Desde donde miro, se recorta a la izquierda, en lo alto, la silueta escarpada de Dalt Vila, señora y deuda de la ciudad baja, que unas veces parece haberse olvidado de sacudirse el polvo y otras veces se pone divina de telas abstractas, y se rompe en el puerto. A la derecha se enarca, rosa y blanca, la bahía, con su paseo marítimo, su plazoleta, su modesto trasiego de bicis y patines, su diminuto rompeolas, su capricho de terrazas y sus restaurantes a pie de playa donde a veces hago escala para cenar bajo las parras y a la luz de las estrellas, como un príncipe. Y frente a mí, un horizonte de peñascos y veleros, y mil tonos azules, mil chispas de oro, mil escamas de plata, y el lomo confuso o nítido de Formentera, según impere el sol o amenace tormenta. Todo muy ad líbitum.
Por la isla, me dicen, anda medio mundo. Y el otro medio navega para alcanzarla. Por aquí, me cuentan, se han dejado caer como Perseidas las duquesas y sus besos furtivos, las cantantes de rubia melena y los bufones de la madrugada, los engreídos oficiantes del esplendor en la hierba con su nube de musas, y los cazadores de viento, y ya digo, todo el que se precie de ir a motor o a vela, y las sirenas más o menos varadas, y los ritmos de la noche, y muchos extranjeros de mirada lasciva y menguada cartera, y mucha mariposa caliente, y todas las sustancias que la carne necesita para inflamarse y no saberse.

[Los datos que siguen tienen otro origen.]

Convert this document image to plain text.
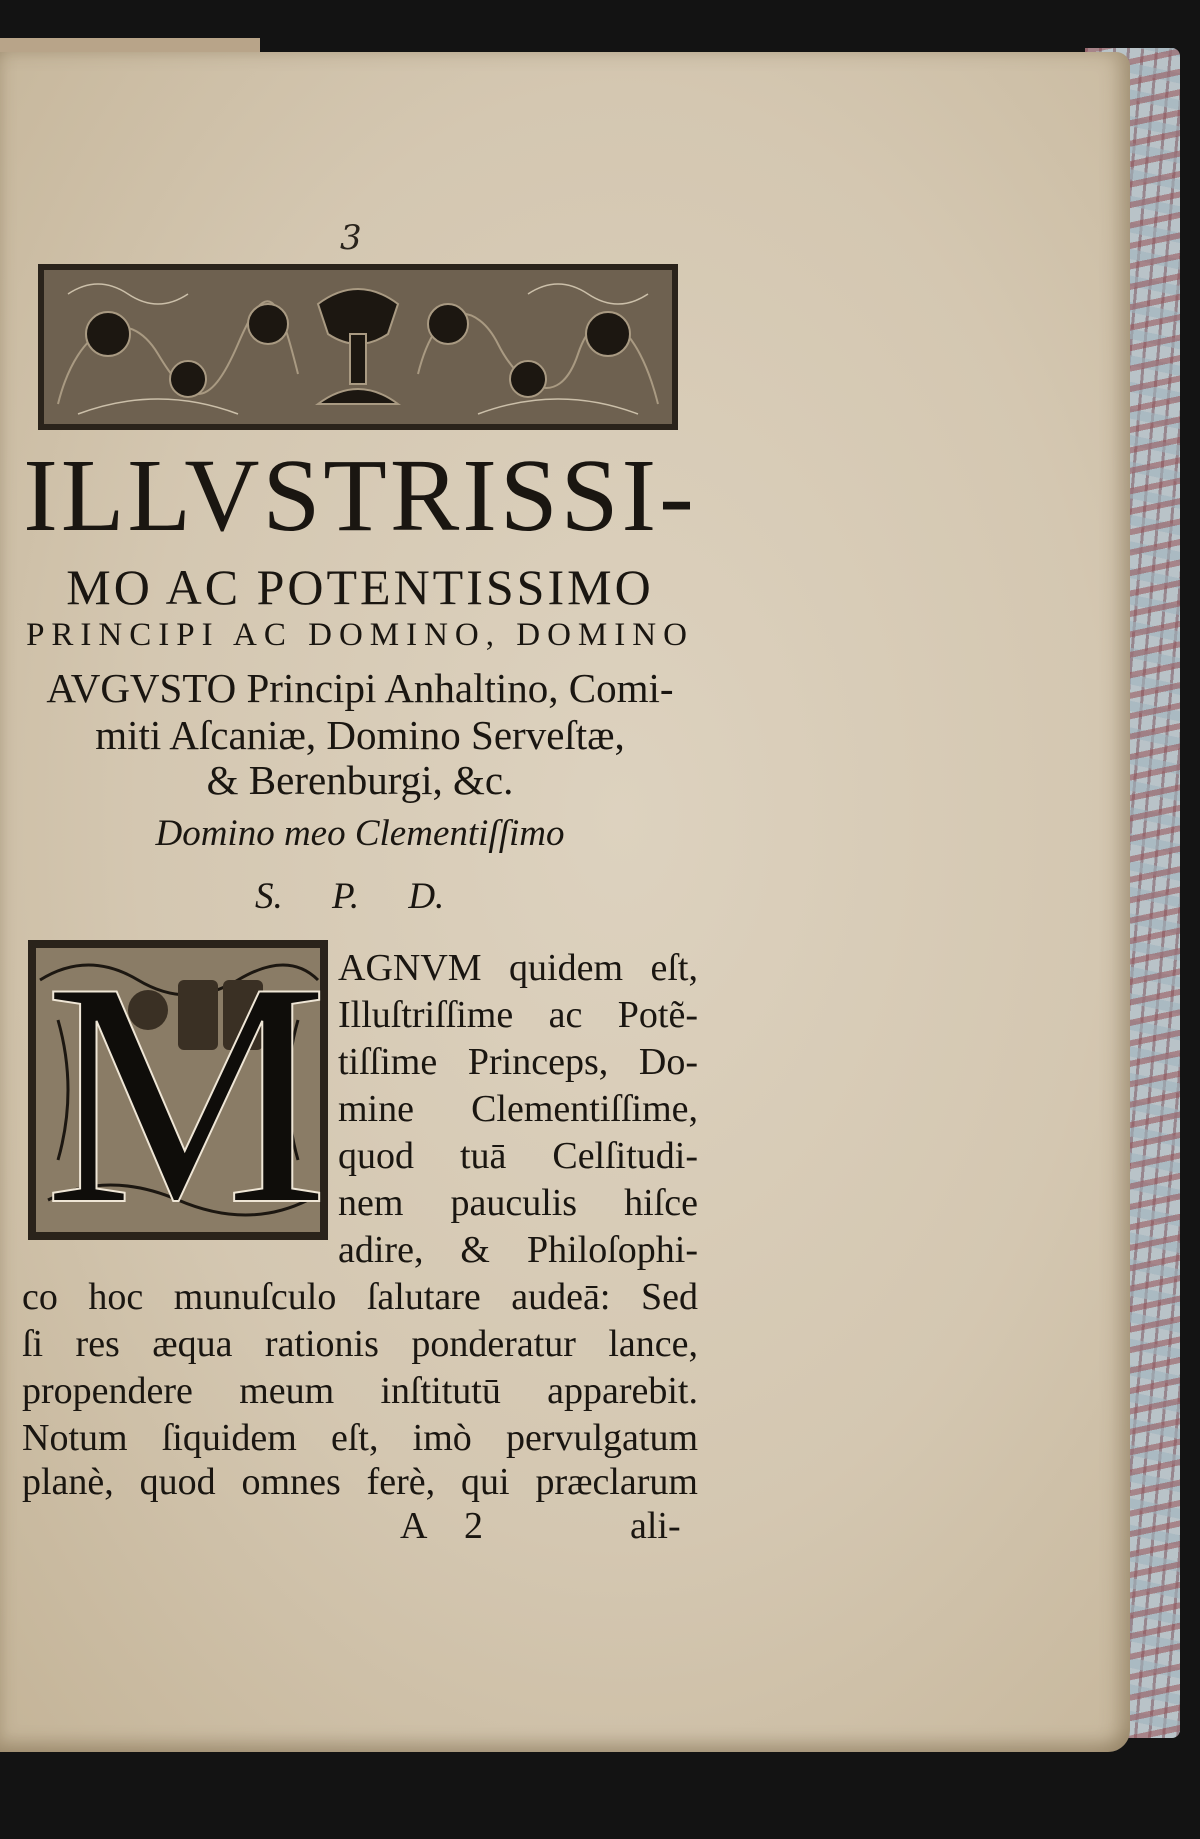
3
ILLVSTRISSI-
MO AC POTENTISSIMO
PRINCIPI AC DOMINO, DOMINO
AVGVSTO Principi Anhaltino, Comi-
miti Aſcaniæ, Domino Serveſtæ,
& Berenburgi, &c.
Domino meo Clementiſſimo
S. P. D.
M AGNVM quidem eſt,
Illuſtriſſime ac Potẽ-
tiſſime Princeps, Do-
mine Clementiſſime,
quod tuā Celſitudi-
nem pauculis hiſce
adire, & Philoſophi-
co hoc munuſculo ſalutare audeā: Sed
ſi res æqua rationis ponderatur lance,
propendere meum inſtitutū apparebit.
Notum ſiquidem eſt, imò pervulgatum
planè, quod omnes ferè, qui præclarum
A 2	ali-
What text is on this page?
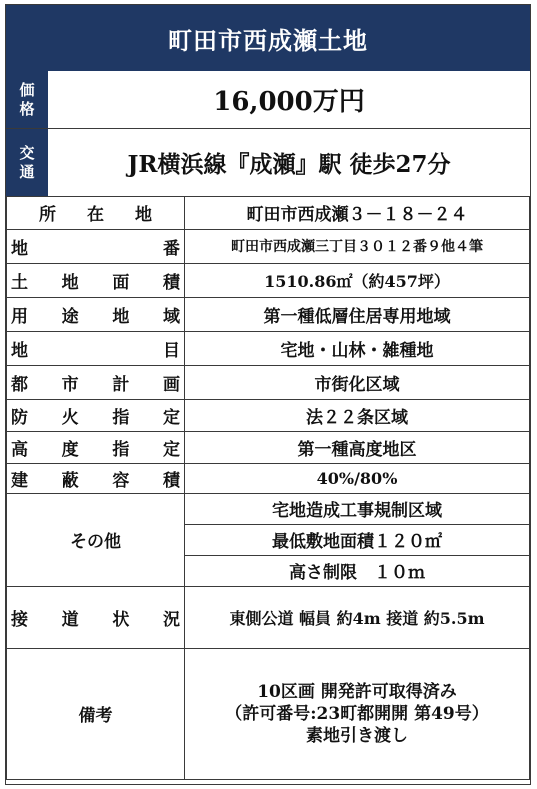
町田市西成瀬土地
価
格	16,000万円
交
通	JR横浜線『成瀬』駅 徒歩27分
所 在 地	町田市西成瀬３－１８－２４

地 番	町田市西成瀬三丁目３０１２番９他４筆

土 地 面 積	1510.86㎡（約457坪）

用 途 地 域	第一種低層住居専用地域

地 目	宅地・山林・雑種地

都 市 計 画	市街化区域

防 火 指 定	法２２条区域

高 度 指 定	第一種高度地区

建 蔽 容 積	40%/80%
その他	宅地造成工事規制区域
	最低敷地面積１２０㎡
	高さ制限　１０ｍ

接 道 状 況	東側公道 幅員 約4m 接道 約5.5m
備考	10区画 開発許可取得済み
（許可番号:23町都開開 第49号）
素地引き渡し
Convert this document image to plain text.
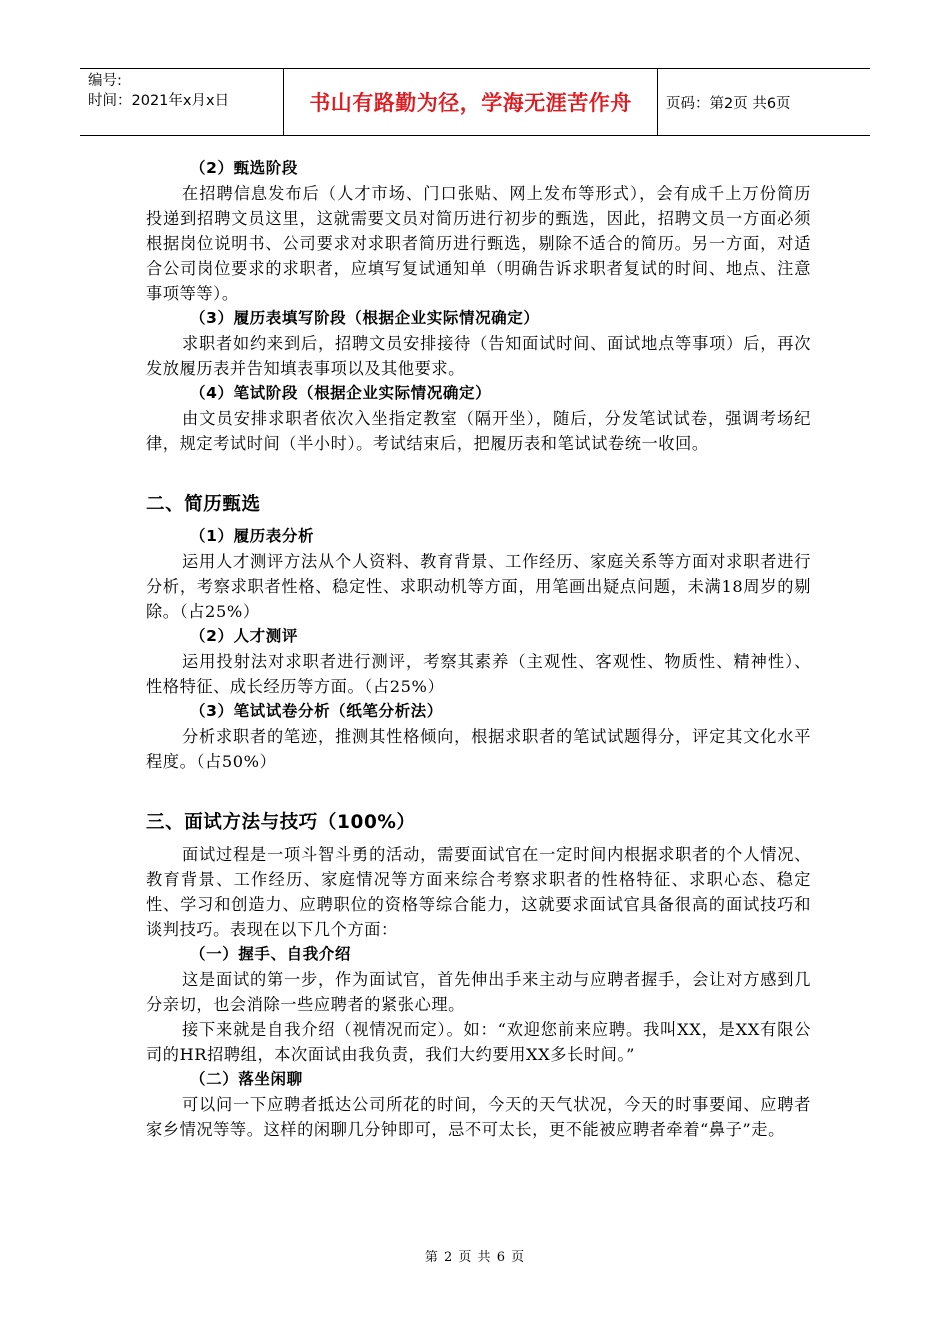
编号:
时间：2021年x月x日	书山有路勤为径，学海无涯苦作舟	页码：第2页 共6页
（2）甄选阶段
在招聘信息发布后（人才市场、门口张贴、网上发布等形式），会有成千上万份简历投递到招聘文员这里，这就需要文员对简历进行初步的甄选，因此，招聘文员一方面必须根据岗位说明书、公司要求对求职者简历进行甄选，剔除不适合的简历。另一方面，对适合公司岗位要求的求职者，应填写复试通知单（明确告诉求职者复试的时间、地点、注意事项等等）。
（3）履历表填写阶段（根据企业实际情况确定）
求职者如约来到后，招聘文员安排接待（告知面试时间、面试地点等事项）后，再次发放履历表并告知填表事项以及其他要求。
（4）笔试阶段（根据企业实际情况确定）
由文员安排求职者依次入坐指定教室（隔开坐），随后，分发笔试试卷，强调考场纪律，规定考试时间（半小时）。考试结束后，把履历表和笔试试卷统一收回。
二、简历甄选
（1）履历表分析
运用人才测评方法从个人资料、教育背景、工作经历、家庭关系等方面对求职者进行分析，考察求职者性格、稳定性、求职动机等方面，用笔画出疑点问题，未满18周岁的剔除。（占25%）
（2）人才测评
运用投射法对求职者进行测评，考察其素养（主观性、客观性、物质性、精神性）、性格特征、成长经历等方面。（占25%）
（3）笔试试卷分析（纸笔分析法）
分析求职者的笔迹，推测其性格倾向，根据求职者的笔试试题得分，评定其文化水平程度。（占50%）
三、面试方法与技巧（100%）
面试过程是一项斗智斗勇的活动，需要面试官在一定时间内根据求职者的个人情况、教育背景、工作经历、家庭情况等方面来综合考察求职者的性格特征、求职心态、稳定性、学习和创造力、应聘职位的资格等综合能力，这就要求面试官具备很高的面试技巧和谈判技巧。表现在以下几个方面：
（一）握手、自我介绍
这是面试的第一步，作为面试官，首先伸出手来主动与应聘者握手，会让对方感到几分亲切，也会消除一些应聘者的紧张心理。
接下来就是自我介绍（视情况而定）。如：“欢迎您前来应聘。我叫XX，是XX有限公司的HR招聘组，本次面试由我负责，我们大约要用XX多长时间。”
（二）落坐闲聊
可以问一下应聘者抵达公司所花的时间，今天的天气状况，今天的时事要闻、应聘者家乡情况等等。这样的闲聊几分钟即可，忌不可太长，更不能被应聘者牵着“鼻子”走。
第 2 页 共 6 页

Y mientras le muerdo al verano sus últimas cerezas, me digo que a mí qué más me dan todos esos gavilanes hambrientos mientras haya ciudades antiguas o pueblos claros que recorrer y respirar. Mientras haya gente buena que te saca un plato de garbanzos recién hechos, con su pan y su vino, su postre y su paciencia, por tan sólo ocho cuartos de luna. Mientras haya un jardín frente al mar que esconda un agua tibia donde puedan navegar al unísono tus afanes y el silencio. Y me digo también que tengo suerte porque sólo me importa mi destino, y sólo envidio la gracia de la espuma, y sólo me alimento de mi industria, y sólo digo lo que pienso, y sólo prometo lo que cumplo. Porque mi tiempo es mío, siquiera hasta que amanezca septiembre y no tenga más remedio que hacer las maletas para volverme a mi buhardilla, donde soy simplemente lo que hago. Y donde Ibiza es de nuevo un fulgor prometido, y mi frente, un cielo sin trampas.